Di sini Paulus menyebutkan dengan jelas apa yang dimaksudkannya dengan yang baik dan yang berkenan kepada Allah, yaitu (1) supaya semua orang diselamatkan dan (2) semua orang memperoleh pengetahuan akan kebenaran.

Memang amatlah benar bahwa kehendak Allah yang paling hakiki bagi manusia ialah supaya semua orang ciptaan-Nya dapat memperoleh keselamatan. Inilah keinginan terbesar Allah bagi manusia, agar jangan satupun ciptaan-Nya yang binasa sia-sia. Untuk mewujudkan kehendaknya itu Allah berulangkali telah mengingatkan umat-Nya di setiap tempat dan masa untuk bertobat. Ia juga melepaskan mereka dari berbagai jenis dan bentuk ancaman hidup yang membahayakan. Dan, yang paling menakjubkan, demi menyelamatkan manusia, Ia telah rela untuk turun ke dalam dunia, hidup bersama manusia, menderita dan mati untuk menebus manusia dari penjara dosa dan maut. Untuk itu, Allah meminta agar manusia memperoleh pengetahuan akan kebenaran itu. Manusia diminta untuk menyadari dan mendalami kebenaran itu, agar sungguh-sungguh mampu merespon kehendak Allah itu dengan iman yang teguh dan hidup yang kudus.
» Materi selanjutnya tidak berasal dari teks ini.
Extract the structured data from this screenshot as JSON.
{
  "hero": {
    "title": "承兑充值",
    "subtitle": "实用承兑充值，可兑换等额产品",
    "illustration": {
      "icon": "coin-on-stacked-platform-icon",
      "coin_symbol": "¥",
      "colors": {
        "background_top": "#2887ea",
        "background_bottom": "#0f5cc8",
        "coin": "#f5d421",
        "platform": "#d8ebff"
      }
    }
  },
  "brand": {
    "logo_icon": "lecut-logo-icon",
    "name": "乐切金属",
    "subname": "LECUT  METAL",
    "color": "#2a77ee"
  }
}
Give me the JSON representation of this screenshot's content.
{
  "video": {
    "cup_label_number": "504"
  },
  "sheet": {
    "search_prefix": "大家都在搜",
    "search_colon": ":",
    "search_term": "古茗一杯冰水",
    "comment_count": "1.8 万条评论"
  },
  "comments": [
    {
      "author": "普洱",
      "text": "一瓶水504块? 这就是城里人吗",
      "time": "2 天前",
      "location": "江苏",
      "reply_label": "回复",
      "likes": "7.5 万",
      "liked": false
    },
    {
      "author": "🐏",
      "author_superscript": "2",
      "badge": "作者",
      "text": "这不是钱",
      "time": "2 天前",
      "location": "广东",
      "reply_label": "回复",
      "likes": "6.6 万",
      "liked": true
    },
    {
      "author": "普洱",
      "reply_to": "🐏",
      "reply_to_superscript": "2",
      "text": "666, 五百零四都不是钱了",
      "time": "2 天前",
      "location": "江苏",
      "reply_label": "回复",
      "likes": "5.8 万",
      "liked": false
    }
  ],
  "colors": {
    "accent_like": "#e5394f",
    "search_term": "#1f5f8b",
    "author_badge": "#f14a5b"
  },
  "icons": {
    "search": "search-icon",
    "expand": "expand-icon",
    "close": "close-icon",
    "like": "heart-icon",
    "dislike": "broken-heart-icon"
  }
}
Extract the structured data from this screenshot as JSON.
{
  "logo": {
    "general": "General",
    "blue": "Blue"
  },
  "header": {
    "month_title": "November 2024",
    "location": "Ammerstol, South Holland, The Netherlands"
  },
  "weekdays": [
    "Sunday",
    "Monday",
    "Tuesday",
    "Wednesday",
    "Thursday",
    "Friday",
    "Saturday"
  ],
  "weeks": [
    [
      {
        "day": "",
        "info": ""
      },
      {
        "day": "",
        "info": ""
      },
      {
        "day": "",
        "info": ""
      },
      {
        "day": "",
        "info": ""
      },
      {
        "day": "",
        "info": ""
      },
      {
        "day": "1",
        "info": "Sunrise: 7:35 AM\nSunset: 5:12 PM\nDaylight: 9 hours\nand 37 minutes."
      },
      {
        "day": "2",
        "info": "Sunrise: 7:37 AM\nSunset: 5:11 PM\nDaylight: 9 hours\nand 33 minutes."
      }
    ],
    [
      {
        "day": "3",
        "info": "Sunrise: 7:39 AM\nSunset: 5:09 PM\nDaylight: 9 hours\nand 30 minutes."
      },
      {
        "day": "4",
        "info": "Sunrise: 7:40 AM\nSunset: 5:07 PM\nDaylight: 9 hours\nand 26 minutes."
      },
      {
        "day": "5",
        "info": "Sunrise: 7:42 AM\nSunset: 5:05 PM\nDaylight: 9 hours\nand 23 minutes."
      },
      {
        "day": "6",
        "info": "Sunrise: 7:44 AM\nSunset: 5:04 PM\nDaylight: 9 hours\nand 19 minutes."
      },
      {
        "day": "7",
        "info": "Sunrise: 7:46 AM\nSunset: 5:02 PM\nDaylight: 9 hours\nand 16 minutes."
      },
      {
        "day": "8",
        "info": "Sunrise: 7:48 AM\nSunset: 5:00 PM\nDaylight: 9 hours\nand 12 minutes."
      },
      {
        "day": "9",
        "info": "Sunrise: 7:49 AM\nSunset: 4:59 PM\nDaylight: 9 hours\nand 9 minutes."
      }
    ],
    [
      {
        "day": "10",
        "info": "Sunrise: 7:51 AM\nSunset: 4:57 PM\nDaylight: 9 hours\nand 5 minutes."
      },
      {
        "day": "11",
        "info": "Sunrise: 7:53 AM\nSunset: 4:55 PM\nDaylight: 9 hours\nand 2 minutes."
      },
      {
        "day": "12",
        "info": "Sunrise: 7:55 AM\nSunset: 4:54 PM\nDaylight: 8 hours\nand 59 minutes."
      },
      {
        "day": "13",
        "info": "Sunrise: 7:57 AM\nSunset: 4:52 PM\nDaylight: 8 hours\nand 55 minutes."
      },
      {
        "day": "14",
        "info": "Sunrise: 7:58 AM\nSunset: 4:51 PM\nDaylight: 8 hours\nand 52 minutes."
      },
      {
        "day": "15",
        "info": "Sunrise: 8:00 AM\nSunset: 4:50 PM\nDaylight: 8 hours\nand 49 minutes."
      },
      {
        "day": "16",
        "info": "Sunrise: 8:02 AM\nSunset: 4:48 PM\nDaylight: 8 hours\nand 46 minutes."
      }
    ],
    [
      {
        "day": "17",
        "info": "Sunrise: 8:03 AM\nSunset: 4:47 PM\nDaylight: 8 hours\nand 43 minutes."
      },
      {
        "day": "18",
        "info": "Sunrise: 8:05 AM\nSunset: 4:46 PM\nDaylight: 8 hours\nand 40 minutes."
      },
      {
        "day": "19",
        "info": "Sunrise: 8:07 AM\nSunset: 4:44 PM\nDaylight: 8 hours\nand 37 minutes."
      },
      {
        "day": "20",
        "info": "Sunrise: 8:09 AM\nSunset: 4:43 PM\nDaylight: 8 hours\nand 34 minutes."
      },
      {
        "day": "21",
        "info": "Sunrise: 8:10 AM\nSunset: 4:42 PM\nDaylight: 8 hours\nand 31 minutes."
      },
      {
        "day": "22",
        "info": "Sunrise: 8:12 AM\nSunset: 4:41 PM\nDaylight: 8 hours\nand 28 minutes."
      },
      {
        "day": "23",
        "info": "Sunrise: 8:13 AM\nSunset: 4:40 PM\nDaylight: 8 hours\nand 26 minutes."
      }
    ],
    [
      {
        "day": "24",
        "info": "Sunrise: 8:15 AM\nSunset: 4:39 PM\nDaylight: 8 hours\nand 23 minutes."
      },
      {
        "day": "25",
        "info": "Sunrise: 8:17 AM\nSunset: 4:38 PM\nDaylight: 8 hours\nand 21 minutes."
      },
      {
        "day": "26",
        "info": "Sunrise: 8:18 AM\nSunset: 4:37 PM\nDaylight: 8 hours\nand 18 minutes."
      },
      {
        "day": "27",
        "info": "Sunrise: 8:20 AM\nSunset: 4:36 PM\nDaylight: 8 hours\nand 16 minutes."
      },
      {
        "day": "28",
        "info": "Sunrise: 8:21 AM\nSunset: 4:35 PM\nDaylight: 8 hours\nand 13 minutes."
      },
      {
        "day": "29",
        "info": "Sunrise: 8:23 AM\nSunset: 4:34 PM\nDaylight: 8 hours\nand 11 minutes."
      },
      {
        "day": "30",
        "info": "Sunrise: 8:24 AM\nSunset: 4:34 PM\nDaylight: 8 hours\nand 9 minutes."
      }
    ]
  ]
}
Lalu apa maksudnya yang sempurna? Saya teringat langsung dengan doa Tuhan Yesus bagi murid-murid-Nya, seperti yang tercatat dalam Yohanes 17:23: Aku di dalam mereka dan Engkau di dalam Aku supaya mereka sempurna menjadi satu, agar dunia tahu, bahwa Engkau yang telah mengutus Aku dan bahwa Engkau mengasihi mereka, sama seperti Engkau mengasihi Aku.

Kesempurnaan yang dimaksudan Tuhan Yesus ialah kesempurnaan dalam hubungan. Allah di dalam Yesus menghendaki supaya murid-murid-Nya memiliki hubungan yang sangat intim dengan Allah. Hubungan yang intim ini diibaratkan hubungan harmonis antara anak dengan bapanya. Artinya, Allah menghendaki terciptanya relasi dan komunikasi yang harmonis antara manusia dengan Allah: “Aku menjadi Allah mereka dan mereka menjadi umat-Ku, Aku menjadi Bapa mereka dan mereka menjadi anak-anak-Ku”. Relasi dan komunikasi ini diwarnai dengan ketekunan beribadah, berdoa dan keterlibatan Allah di dalam setiap gerak dan langkah kehidupan kita. Demikianlah menurut Yesus kesempurnaan itu tercapai: Aku di dalam mereka dan mereka di dalam Aku sama seperti Aku di dalam Engkau dan Engkau di dalam Aku.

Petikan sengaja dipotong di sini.